Limitations & Future Work

  • Reliance on manual annotation for definition validation: The formal determination of Chimera (minimum evidence coverage \(\mathcal{E}(y)\), relationship matrix \(R\)) relied on manual verification during the audit phase; large-scale automatic detection remains an open problem.
  • Threshold τ and hyperparameters require calibration by model/task: The authors state τ=0.28 is a statistical finding from dev set percentiles, not a universal constant; cross-domain deployment requires re-calibration. The need for \(K_{\text{prior}}\) patches for certain tasks indicates systematic bias in SCR@α.
  • Intervention at a single mid-layer: sSAFR/RTC is applied at "some mid-layer." The strategy for layer selection is not fully elaborated, and optimal layers may vary across architectures.
  • First-order monotonicity is a local approximation: \(\Delta\text{AETP}\ge0, \Delta\text{SCR}@\alpha\le0\) holds only when λ, γ are sufficiently small; behavior under large biases lacks theoretical guarantees.
  • Future directions: Joint learning of event boundary detection and risk estimation, using CH-Risk as a training-time signal for lightweight alignment, and extending two-stage interventions to multi-layer coordination.
  • vs Image Hallucination (Object/Relation/Decoding-related): These characterize "seeing things that aren't there" or single-frame token biases.

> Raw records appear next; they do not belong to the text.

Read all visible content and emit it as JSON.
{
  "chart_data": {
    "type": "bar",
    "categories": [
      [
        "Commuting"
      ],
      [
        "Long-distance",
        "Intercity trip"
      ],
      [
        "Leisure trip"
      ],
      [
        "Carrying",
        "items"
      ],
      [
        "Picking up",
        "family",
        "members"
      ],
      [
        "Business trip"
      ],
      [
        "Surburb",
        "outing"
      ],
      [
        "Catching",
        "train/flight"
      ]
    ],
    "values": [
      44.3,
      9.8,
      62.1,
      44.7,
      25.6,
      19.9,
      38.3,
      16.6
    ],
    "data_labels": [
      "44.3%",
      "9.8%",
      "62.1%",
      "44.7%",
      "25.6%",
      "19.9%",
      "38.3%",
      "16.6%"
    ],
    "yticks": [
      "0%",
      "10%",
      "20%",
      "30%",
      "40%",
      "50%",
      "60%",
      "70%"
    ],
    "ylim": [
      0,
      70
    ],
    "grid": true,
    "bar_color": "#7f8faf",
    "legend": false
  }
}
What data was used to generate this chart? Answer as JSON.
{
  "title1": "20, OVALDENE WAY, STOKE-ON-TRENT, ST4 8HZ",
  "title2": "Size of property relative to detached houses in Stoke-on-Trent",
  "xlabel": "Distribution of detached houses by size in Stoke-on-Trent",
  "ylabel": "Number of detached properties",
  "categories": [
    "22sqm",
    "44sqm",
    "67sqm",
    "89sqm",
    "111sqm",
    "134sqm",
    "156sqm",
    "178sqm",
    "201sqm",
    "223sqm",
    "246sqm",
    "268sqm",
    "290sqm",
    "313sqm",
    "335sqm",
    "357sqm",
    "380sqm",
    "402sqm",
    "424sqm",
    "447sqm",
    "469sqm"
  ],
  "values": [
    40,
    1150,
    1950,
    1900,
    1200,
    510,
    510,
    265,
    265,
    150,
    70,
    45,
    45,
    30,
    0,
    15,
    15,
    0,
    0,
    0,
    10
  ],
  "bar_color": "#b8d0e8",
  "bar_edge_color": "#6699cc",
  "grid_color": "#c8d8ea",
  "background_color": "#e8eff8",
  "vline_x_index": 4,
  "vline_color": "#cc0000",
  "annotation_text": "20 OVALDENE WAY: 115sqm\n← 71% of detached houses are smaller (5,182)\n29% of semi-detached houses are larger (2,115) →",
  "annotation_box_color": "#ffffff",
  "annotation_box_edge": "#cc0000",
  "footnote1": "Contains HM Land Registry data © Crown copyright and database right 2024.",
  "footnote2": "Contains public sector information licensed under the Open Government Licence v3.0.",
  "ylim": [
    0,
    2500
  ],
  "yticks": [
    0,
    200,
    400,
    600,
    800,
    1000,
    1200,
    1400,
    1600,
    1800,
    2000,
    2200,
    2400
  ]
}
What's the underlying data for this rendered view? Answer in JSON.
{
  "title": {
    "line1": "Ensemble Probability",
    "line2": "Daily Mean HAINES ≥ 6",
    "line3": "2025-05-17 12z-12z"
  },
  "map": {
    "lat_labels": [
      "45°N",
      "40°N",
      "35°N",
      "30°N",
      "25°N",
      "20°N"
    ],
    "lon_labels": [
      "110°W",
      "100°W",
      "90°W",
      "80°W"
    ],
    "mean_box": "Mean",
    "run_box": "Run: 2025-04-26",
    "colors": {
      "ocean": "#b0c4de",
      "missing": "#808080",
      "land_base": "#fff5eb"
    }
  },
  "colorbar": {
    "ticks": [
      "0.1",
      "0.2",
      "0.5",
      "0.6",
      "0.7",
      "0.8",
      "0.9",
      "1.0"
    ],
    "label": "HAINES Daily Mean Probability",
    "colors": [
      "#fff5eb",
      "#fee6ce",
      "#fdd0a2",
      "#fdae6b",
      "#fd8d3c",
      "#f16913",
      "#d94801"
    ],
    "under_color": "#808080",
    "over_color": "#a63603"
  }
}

This paper characterizes cross-frame narrative mismatch where "everything is real but stitched wrongly," representing a shift from token-level, object-centric views to frame-level, narrative structures.
  • vs Training-free Decoding Interventions (e.g., Contrastive Decoding): These are also inference-time and deployment-friendly but mostly perform general contrast on logits/distributions. This paper performs targeted segment routing and intra-segment calibration specifically for video temporal paths, using risk gating for selective activation.
  • vs Retraining/Alignment for Video Hallucinations: Those require extra supervision or fine-tuning. This paper is training-free, parameter-invariant, single-forward-pass, and can be deployed with <5% latency overhead.
  • Mechanism Research Inspiration: Built upon the latest discovery that "VideoLLM shallow-mid layers form a temporal main path where frame order is vital," this paper converts that internal mechanism into an operational alignment constraint (AETP) and intervention method (the \(\lambda\hat c(f)\) term in sSAFR).

Rating

  • Novelty: ⭐⭐⭐⭐⭐ First to formally define and quantify "real evidence, fake stitching" Chimera hallucinations, filling a void in video hallucination characterization.
  • Experimental Thoroughness: ⭐⭐⭐⭐⭐ Full evidence chain with 9 benchmarks × 6 VideoLLM main experiments + risk diagnosis + multi-dimensional ablation of components/order/hyperparams/overhead/calibration.
  • Writing Quality: ⭐⭐⭐⭐ Rigorous formal definitions; formulas and figures are well-coordinated, though some symbols (e.g., solving for \(\mathcal{S}^\star\), \(K_\alpha\)) are best understood alongside the diagrams.
  • Value: ⭐⭐⭐⭐⭐ Provides both a reusable diagnostic framework (scattered × mismatched decomposition) and a near-zero cost, plug-and-play training-free mitigation with high deployment value.